Tuesday, March 3, 2009

DOJ Releases More Controversial Opinions Penned by John Yoo

The Department of Justice has released nine legal opinions that were previously kept secret under the Bush Administration. A few of these memos were written by John Yoo, now infamous for writing the "torture memos", and are a very interesting look into the type of expanded power that the Bush Administration was interested in pursuing.

In a memo dated October 23, 2001, Yoo (along with Alberto Gonzales and William Haynes) argue:

"We do not think a military commander carrying out a raid on a terrorist cell would be required to demonstrate probable cause or to obtain a warrant...we think that the better view is that the Fourth Amendment does not apply to domestic military operations designed to deter and prevent future terrorist attacks."

Yoo also made comments on the President's power to suspend elements of the First Amendment during times of war:

"First Amendment speech and press rights may also be subordinated to the overriding need to wage war successfully...the current campaign against terrorism may require even broader exercises of federal power domestically."

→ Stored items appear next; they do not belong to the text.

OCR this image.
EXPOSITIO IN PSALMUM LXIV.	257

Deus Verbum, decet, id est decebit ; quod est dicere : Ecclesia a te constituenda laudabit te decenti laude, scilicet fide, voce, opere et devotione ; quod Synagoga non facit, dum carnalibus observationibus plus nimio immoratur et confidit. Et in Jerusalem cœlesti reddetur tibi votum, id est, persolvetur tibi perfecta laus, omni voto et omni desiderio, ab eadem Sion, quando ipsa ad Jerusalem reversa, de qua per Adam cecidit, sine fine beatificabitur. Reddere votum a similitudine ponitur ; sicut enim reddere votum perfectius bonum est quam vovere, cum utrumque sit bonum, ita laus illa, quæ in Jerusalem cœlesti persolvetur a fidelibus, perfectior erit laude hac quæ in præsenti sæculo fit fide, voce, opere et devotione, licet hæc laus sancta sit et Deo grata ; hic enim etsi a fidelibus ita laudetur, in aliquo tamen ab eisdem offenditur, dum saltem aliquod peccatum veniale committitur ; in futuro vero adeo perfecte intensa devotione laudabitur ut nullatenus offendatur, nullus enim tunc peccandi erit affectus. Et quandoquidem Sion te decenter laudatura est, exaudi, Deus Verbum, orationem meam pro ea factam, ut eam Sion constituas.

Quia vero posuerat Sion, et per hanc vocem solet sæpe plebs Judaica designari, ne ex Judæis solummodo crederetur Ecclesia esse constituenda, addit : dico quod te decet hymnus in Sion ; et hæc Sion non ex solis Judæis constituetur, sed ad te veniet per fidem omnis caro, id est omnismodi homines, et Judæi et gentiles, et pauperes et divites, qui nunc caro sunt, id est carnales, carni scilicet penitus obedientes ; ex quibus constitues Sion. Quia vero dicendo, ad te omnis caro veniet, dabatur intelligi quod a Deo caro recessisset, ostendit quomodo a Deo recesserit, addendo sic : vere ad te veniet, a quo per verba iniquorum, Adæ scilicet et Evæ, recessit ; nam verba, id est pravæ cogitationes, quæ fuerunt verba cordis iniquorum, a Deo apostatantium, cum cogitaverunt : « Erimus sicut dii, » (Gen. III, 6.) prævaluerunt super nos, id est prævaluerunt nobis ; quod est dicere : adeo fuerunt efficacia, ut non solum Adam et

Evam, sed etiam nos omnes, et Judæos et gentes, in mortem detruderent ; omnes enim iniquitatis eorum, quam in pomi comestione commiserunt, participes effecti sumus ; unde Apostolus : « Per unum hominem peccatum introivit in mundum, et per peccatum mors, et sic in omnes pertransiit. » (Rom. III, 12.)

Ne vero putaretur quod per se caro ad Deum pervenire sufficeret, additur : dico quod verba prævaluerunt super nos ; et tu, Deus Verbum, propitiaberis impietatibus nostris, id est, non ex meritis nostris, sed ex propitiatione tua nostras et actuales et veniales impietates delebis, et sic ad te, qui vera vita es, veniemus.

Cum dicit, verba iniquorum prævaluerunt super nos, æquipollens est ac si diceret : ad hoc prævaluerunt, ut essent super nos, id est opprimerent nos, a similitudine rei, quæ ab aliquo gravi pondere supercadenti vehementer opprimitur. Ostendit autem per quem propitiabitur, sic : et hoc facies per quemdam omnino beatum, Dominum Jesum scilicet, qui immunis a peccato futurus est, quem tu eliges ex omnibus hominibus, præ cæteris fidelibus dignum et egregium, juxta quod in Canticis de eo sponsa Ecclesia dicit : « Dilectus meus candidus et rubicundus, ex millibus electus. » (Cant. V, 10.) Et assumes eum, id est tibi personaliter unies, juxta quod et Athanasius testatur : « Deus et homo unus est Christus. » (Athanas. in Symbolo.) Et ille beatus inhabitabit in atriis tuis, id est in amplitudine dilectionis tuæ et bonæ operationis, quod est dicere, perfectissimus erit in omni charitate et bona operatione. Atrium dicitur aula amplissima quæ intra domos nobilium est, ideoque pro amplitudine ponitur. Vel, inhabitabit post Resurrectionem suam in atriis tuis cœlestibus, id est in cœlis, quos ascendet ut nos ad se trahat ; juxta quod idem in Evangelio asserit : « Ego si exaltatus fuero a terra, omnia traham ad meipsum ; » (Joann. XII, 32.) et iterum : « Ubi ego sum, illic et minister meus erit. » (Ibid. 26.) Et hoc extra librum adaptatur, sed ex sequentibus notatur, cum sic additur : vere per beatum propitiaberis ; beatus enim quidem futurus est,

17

These revelations are further documentation of the Bush Administration's attempt to find legal justification for vastly expanding the role of the President, even if it meant suspending or taking action that did not align with the Constitution. Scott Horton writes:

John Yoo’s Constitution is unlike any other I have ever seen. It seems to consist of one clause: appointing the President as commander-in-chief. The rest of the Constitution was apparently printed in disappearing ink.
We need to know how the memo was used. Bradbury suggests it was not much relied upon; I don’t believe that for a second. Moreover Bradbury’s decision to wait to the very end before repealing it suggests that someone in the Bush hierarchy was keen on having it.
It’s pretty clear that it served several purposes. Clearly it was designed to authorize sweeping warrantless surveillance by military agencies such as the Defense Intelligence Agency and the National Security Agency. Using special new surveillance programs that required the collaboration of telecommunications and Internet service providers, these agencies were sweeping through the emails, IMs, faxes, and phone calls of tens of millions of Americans. Clearly such unlawful surveillance occurred. But the language of the memos suggest that much more was afoot, including the deployment of military units and military police powers on American soil. These memos suggest that John Yoo found a way to treat the
Posse Comitatus Act as suspended.

We do not simply need a "Truth Commission" but it is becoming clearer by the day that we need criminal investigations to get to the bottom of this and hold Bush Administration officials accountable. More on this to come.